Thanks to software suites, virtualized desktop infrastructure and other emerging technologies, switching between work devices and personal devices has never been easier. Another study showed that the average worker saved 81 minutes of productivity a week by using a personal device. That’s over 70 hours a year—no wonder the BYOD culture is growing.
While there are numerous collaborative and productivity benefits to a BYOD culture, the use of personal devices does present some risks and challenges. Let’s take a look at how to navigate some of these risks and challenges.
BYOD security is a nuanced process. Companies live in eternal fear of making headlines for a data breach. Allowing more devices to connect to your network and access your data creates a big headache for IT teams. It’s a daunting task to secure all mobile devices on the network, but like we’ve discussed before, mobile security needs to be a priority.
Working with a provider to create an effective Mobile Device Management (MDM) plan is key. Creating proactive security measures that enable BYOD programs can help minimize your organization’s risk. There are several viable systems and applications available to help you accomplish your goals. We guarantee that you MDM will become your CIOs new best friend.
Companies should also look into setting up network access control (NAC) tools. Set and implement specific access rules for employee devices depending on their role within the company. Executives have different levels of access than designers, for example. This allows companies to keep their data compartmentalized and secure.

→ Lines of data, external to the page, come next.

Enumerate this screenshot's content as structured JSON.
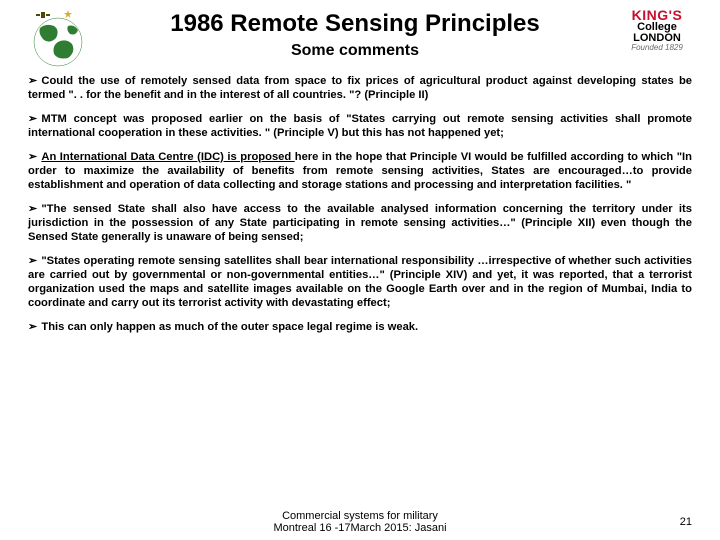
{
  "title": "1986 Remote Sensing Principles",
  "subtitle": "Some comments",
  "logo": {
    "line1": "KING'S",
    "line2": "College",
    "line3": "LONDON",
    "line4": "Founded 1829",
    "kings_color": "#c8102e",
    "text_color": "#000000",
    "founded_color": "#6a6a6a"
  },
  "globe": {
    "land_color": "#2e7d32",
    "ocean_color": "#ffffff",
    "satellite_color": "#4a4a00",
    "star_color": "#d4af37"
  },
  "bullets": [
    {
      "pre": "Could the use of remotely sensed data from space to fix prices of agricultural product against developing states be termed \". . for the benefit and in the interest of all countries. \"? (Principle II)"
    },
    {
      "pre": "MTM concept was proposed earlier on the basis of  \"States carrying out remote sensing activities shall promote international cooperation in these activities. \" (Principle V) but this has not happened yet;"
    },
    {
      "pre": "",
      "underlined": "An International Data Centre (IDC) is proposed ",
      "post": "here in the hope that Principle VI would be fulfilled according to which \"In order to maximize the availability of benefits from remote sensing activities, States are encouraged…to provide establishment and operation of data collecting and storage stations and processing and interpretation facilities. \""
    },
    {
      "pre": "\"The sensed State shall also have access to the available analysed information concerning the territory under its jurisdiction in the possession of any State participating in remote sensing activities…\" (Principle XII)  even though the Sensed State generally is unaware of being sensed;"
    },
    {
      "pre": "\"States operating remote sensing satellites shall bear international responsibility …irrespective of whether such activities are carried out by governmental or non-governmental entities…\" (Principle XIV) and yet, it was reported, that a terrorist organization used the maps and satellite images available on the Google Earth over and in the region of Mumbai, India to coordinate and carry out its terrorist activity with devastating effect;"
    },
    {
      "pre": "This can only happen as much of the outer space legal regime is weak."
    }
  ],
  "footer_line1": "Commercial systems for military",
  "footer_line2": "Montreal 16 -17March 2015: Jasani",
  "page_number": "21",
  "colors": {
    "background": "#ffffff",
    "text": "#000000"
  },
  "typography": {
    "title_fontsize": 24,
    "subtitle_fontsize": 16,
    "body_fontsize": 11.2,
    "footer_fontsize": 11,
    "font_family": "Arial"
  }
}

Finally, don’t underestimate the power of employee security training. A Ponemon survey found that 41 percent of SMBs breaches were caused by mistakes made by employees. Creating an employee training program that explains their role cyber security is one of the most effective ways to combat poor passwords, phishing, and accidental exposure.
It is easy for companies to track everything their employee does when they issue their own equipment. Employees want to use their own device at work, but they don’t want their employer to have complete access to their device. How can companies keep their data private without infringing on the privacy of their employees? It’s one of the burning questions when it comes to BYOD culture.
The easiest answer is transparency. Creating a transparent mobile device policy with input from your employees can solve issues before they arise. Tell your employees what they’re allowed to do with their devices—work-issued or personal. Detail what information you will be tracking and collecting. An effective mobile device policy will provide flexibility and protect employee privacy without sacrificing security.
A big problem with BYOD is not everyone has the same device. When a company issues the same piece of equipment to each employee, they know all applications will function the same.
Choose-Your-Own-Device, or CYOD, is a hybrid policy that addresses both the privacy and compatibility challenges in BYOD policies.
Instead of offering one hardware option, companies give their employees a shortlist of pre-approved devices. Companies get a little more control over their private data than they would in a pure BYOD scenario, and employees still get to choose a device that suits them best.
When it comes to compatibility, CYOD puts a finite number on the different types of devices in the mix. A study by Gartner shows that 74 percent of companies already have some CYOD policy, so there is evidence this strategy works.
BYOD culture isn’t going anywhere anytime soon. With the rise of the gig economy, addressing the risks and challenges of BYOD policies is crucial. Without a sound BYOD policy, companies limit their access to the top talent in their niche.